But, “the pandemic has the potential to amplify financial vulnerabilities, including corporate and household debt burdens in the case of severe economic contraction,” the FSR said.
Sensex, the benchmark equity index of BSE, has risen about 3,000 points in the past one month even as the central bank has projected a contraction in gross domestic product for the fiscal 2020-21. Economists peg the economic contraction by 4-10 per cent, and say the first quarter GDP can easily drop by 10-20 per cent as nationwide lockdown crimped economic activities.
Bond yields meanwhile, have fallen in tandem with the 135 basis points repo rate cut by the central bank since January 2019, while unprecedented liquidity measures meant that bond yields have remained soft even in the face of a Rs 12 trillion borrowing programme by the centre alone. High frequency indicators point to a sharp dip in demand beginning March across both urban and rural segments, the report noted, adding, central Government finances are likely to suffer some deterioration in 2020-21, “with fiscal revenues badly hit by COVID-19 related disruptions even as expenditures come under strain on account of the fiscal stimulus.” State finances will suffer even more due to the additional burden of lower federal transfers.
While portfolio flows turned negative in March, it has picked up in May and June as yield chasing investors poured in easy money in emerging markets, including in India. But the FSR noted that this money is also liable for sudden reversal on risk-off sentiments. In the global financial landscape, there is a fear of dollar shortage impeding the economic recovery, while fall in global yields meant that institutional investors such as investment funds, pension funds, and life insurers have sought riskier and more illiquid investments to earn their targeted return.
The corporate sector in India is also not doing any good either. The performance of the private corporate sector deteriorated in successive quarters of 2019- 20 and the contraction during the last quarter was particularly severe due to the COVID-19 pandemic.
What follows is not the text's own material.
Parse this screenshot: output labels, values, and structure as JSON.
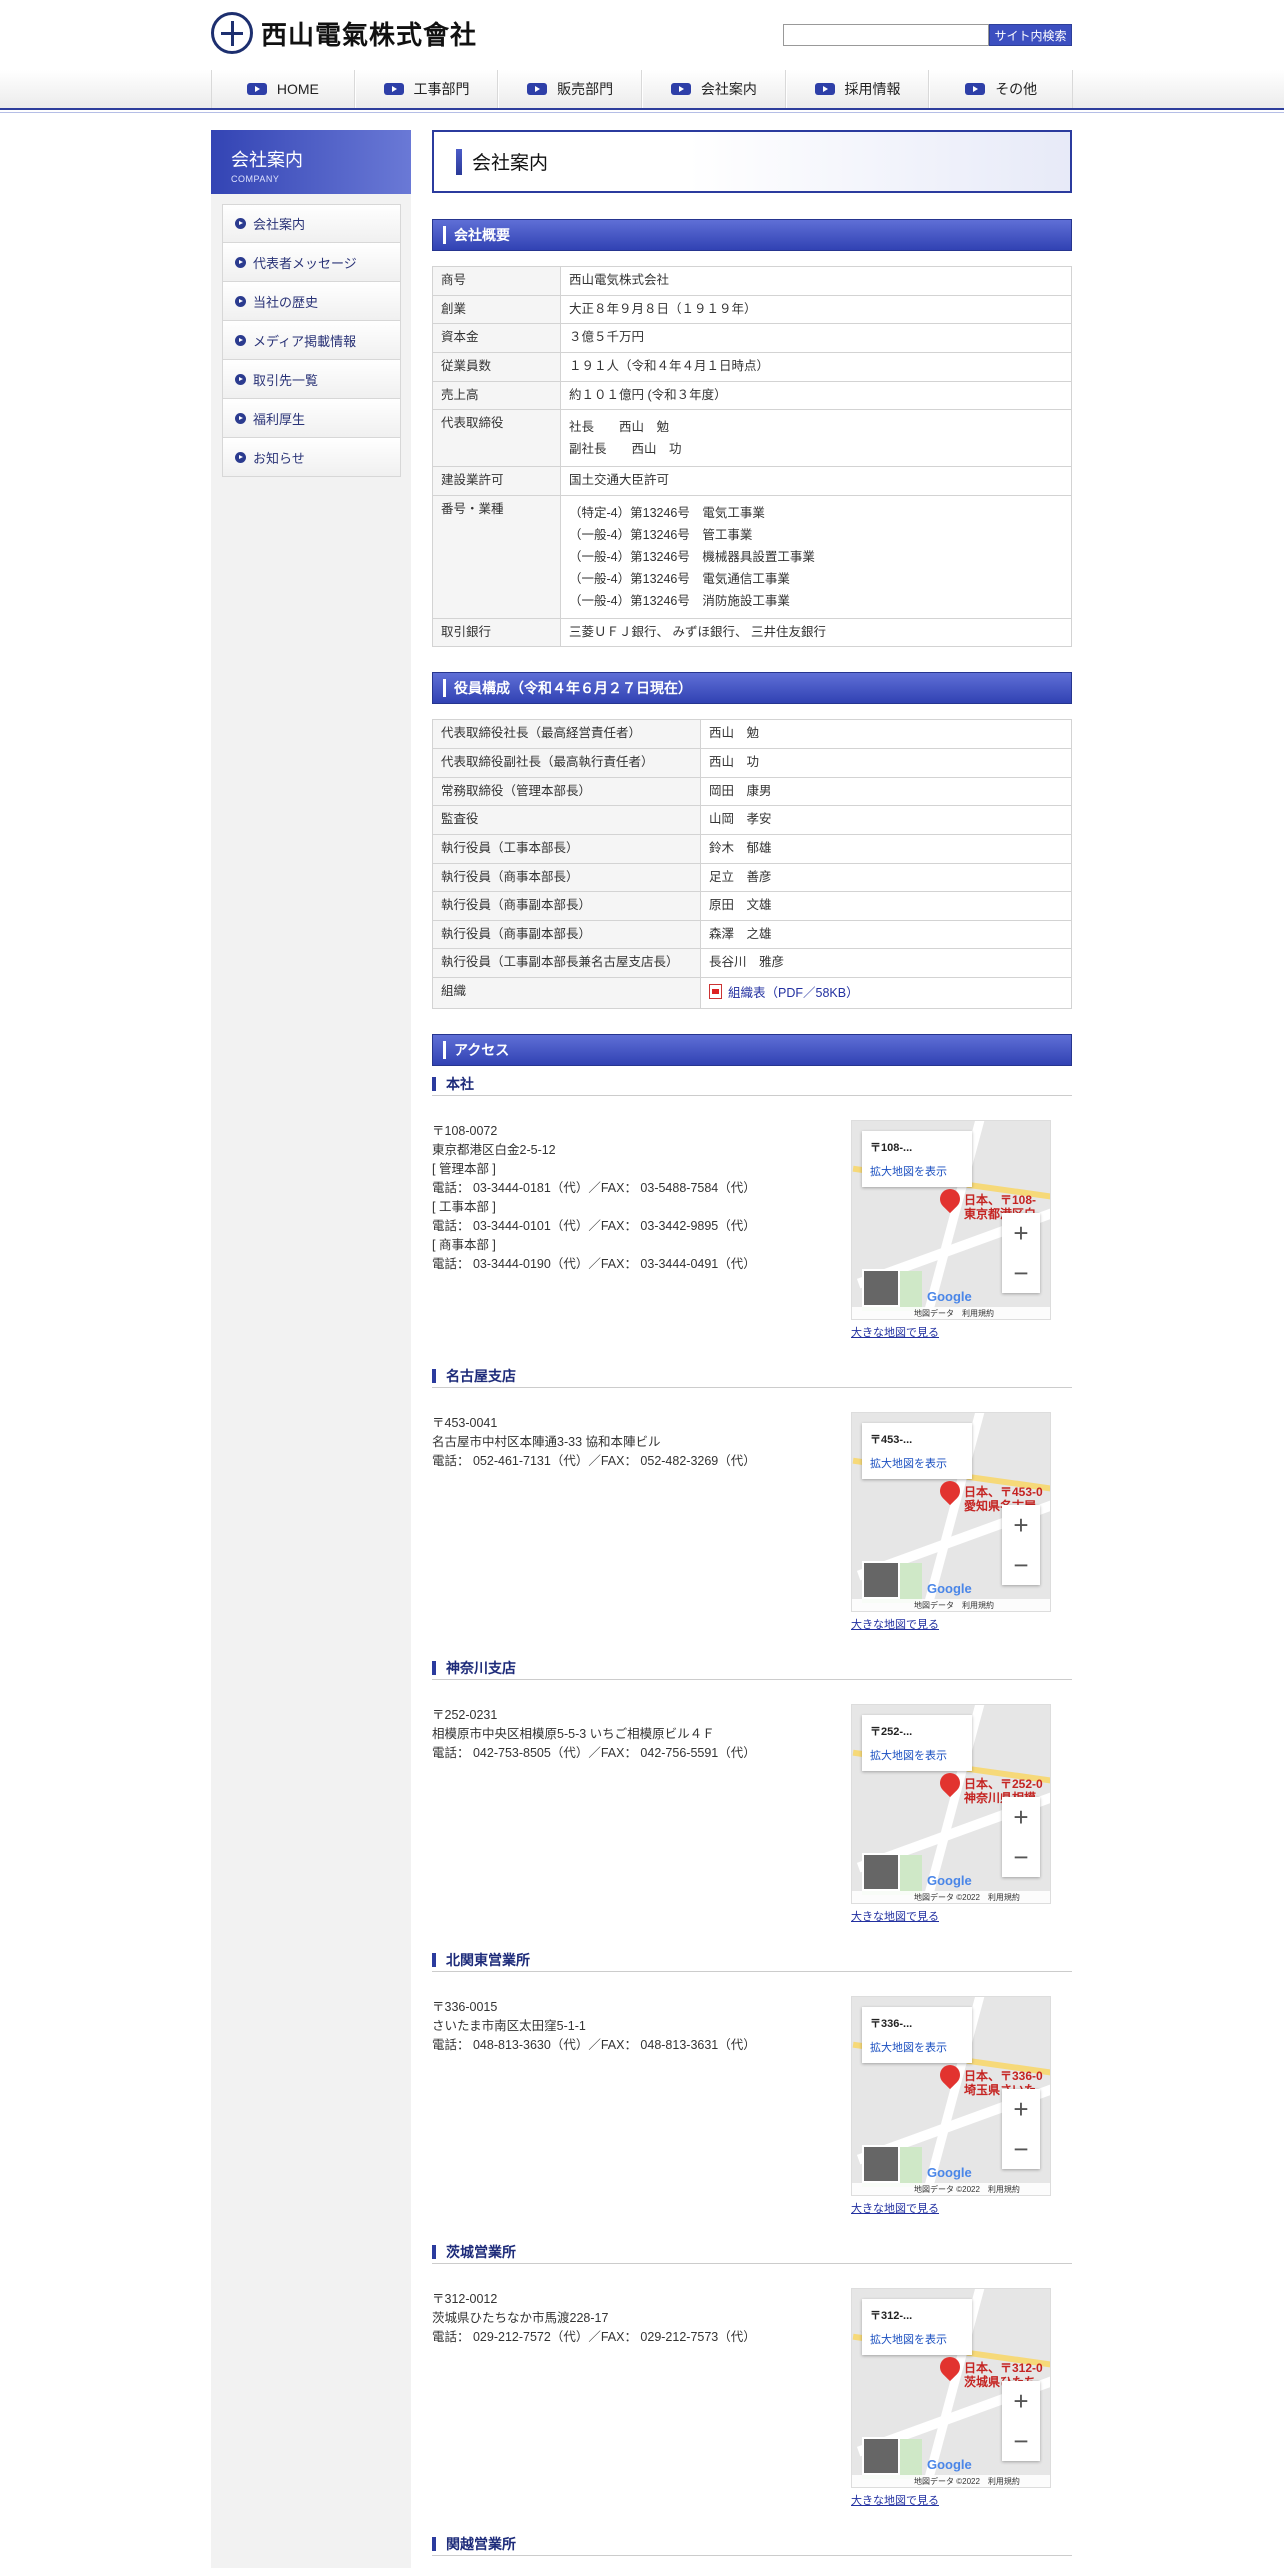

An analysis of special mention account by RBI found that most of the vulnerable companies are lying below AA rating.
During the year, nominal sales and net profits of 1,640 listed private non-financial companies declined (y-o-y) by 3.4 per cent, dipping 10.2 per cent in the fourth quarter alone, and 19.3 per cent (65.4 per cent in Q4), respectively, despite the corporate tax rate reduction of September 2019, which brought down the effective tax rate by nearly 3 per cent y-o-y in 2019-20, the FSR noted, adding, “this poor performance was led by the manufacturing companies, as services sector companies, especially those in the IT sector remained in positive terrain.”
Deleveraging by the private corporate sector over the recent years stalled during the second half of 2019-20 as debt to asset ratios increased due to higher borrowings. The FSR noted that the incremental borrowings were used to create financial assets, such as loans and advances to subsidiary or other companies and financial investments, and not for capex formation.
Banks therefore turned risk averse and the wholesale credit growth in fiscal 2019-20 has been only 2.79 per cent, even as banks relied on retail for an aggregate credit growth of 6.1 per cent at the end of the fiscal.
“For the fiscal year as a whole, there is still heightened uncertainty about the duration of the pandemic. As such, the downside risks to growth remain significant and full restoration in economic activity would be contingent upon the support for robust health infrastructure, recovery in demand conditions and fixing of supply dislocations, in addition to the state of global factors like trade and financial conditions,” the FSR noted.
The International Monetary Fund (IMF) in June also warned of a tightening of global financial conditions, and noted that asset prices have buoyed up on the back of ‘swift, bold and unprecedented’ policy measures, leading to disconnect between “financial market optimism and the weakening of the real economy,” with sudden risk-on-risk-off shifts in sentiment. This has exposed other financial system vulnerabilities, such as limiting market access for some economies, which are facing refinancing risks.